Pour faire simple, le développeur ajoute un test qui vise à répondre à une exigence présente sur un scénario. Il s’assure que le test ne fonctionne pas avant de développer le code qui sera testé. Il développe ensuite la fonctionnalité visant à répondre au test. Et enfin, il s’assure que le test fonctionne. Il peut au besoin améliorer la qualité de son code en s’assurant que son test fonctionne toujours. Le TDD fait partie de l’eXtreme Programming.
Feature Driven Development (FDD)
La méthode Feature Driven Development a été conçue en 1997, par Jeff De Luca. L’objectif est simple : diviser des tâches en plusieurs tâches plus petites et plus courtes, afin d’avoir le contrôle sur la gestion du développement.
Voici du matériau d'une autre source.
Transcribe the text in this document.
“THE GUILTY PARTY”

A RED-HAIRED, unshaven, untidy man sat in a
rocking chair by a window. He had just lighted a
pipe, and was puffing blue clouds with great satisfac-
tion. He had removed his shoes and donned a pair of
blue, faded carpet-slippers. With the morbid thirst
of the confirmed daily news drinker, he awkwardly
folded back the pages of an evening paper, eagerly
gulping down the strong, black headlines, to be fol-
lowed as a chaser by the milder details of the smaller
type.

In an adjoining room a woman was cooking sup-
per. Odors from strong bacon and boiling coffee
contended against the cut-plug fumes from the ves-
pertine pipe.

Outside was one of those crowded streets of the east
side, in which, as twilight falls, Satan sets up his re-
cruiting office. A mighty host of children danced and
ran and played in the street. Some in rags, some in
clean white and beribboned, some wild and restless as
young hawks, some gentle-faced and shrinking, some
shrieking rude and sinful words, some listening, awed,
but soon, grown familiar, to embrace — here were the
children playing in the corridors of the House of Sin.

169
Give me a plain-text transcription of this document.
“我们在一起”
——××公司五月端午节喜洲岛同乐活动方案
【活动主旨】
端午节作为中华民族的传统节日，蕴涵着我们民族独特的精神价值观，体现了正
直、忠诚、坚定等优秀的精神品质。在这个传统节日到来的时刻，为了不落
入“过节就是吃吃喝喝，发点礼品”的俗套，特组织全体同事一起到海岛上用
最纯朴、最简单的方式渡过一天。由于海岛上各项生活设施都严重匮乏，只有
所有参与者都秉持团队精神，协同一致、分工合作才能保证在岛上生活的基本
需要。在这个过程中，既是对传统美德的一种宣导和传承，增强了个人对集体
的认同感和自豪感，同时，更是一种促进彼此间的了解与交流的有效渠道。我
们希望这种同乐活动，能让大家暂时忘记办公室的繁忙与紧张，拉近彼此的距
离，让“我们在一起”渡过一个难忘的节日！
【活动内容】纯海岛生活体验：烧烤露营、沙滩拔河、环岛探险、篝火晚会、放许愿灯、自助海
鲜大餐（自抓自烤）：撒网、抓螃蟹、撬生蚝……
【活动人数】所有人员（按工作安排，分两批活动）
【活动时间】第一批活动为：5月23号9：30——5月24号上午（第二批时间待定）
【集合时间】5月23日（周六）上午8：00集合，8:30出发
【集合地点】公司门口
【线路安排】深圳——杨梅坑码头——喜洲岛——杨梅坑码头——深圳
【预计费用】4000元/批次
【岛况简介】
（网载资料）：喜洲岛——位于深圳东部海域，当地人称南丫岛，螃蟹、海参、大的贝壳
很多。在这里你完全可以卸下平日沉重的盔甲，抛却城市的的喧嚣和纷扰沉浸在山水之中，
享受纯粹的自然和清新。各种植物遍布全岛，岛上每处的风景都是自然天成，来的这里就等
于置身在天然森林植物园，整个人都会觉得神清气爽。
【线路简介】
Cinq étapes sont nécessaires et sont centrées autour des fonctionnalités développées pour le logiciel. Dans un premier temps, les grandes lignes du logiciel sont pensées et notées, pour planifier une liste des différentes fonctionnalités qui devront être créées. Ensuite est déterminé l’ordre de réalisation de chaque fonctionnalité. Elles sont progressivement développées et testées.
Lean Software Development
La méthodologie Lean utilisée par de grandes entreprises comme Toyota, et visant à éliminer le gaspillage au sens large, a été adaptée au développement de logiciels en 2003 par les programmeurs Mary et Tom Poppendieck. Ces derniers ont écrit le livre « Lean Software Development: An Agile Toolkit », dans lequel ils exposent les principes et les pratiques du développement de la méthode. On retrouve dans le Lean Software Developement le TDD, la création de bases de connaissances, mais la méthode va bien plus loin et incite également à respecter le personnel.
Dynamic Systems Development Method (DSDM)
Le Dynamic Systems Development Method, simplifié par l’acronyme DSDM, est une méthode agile qui se concentre sur le cycle complet du projet. Avec DSDM, les développeurs se concentrent sur les objectifs précis et stratégiques de l’application, pour que le logiciel soit développé en ce sens. Pour cela, DSDM se base sur huit principes qui permettent de rester concentré sur les besoins, avec une communication claire, une collaboration entre les différents acteurs et une livraison à l’heure, sans compromettre la qualité du développement.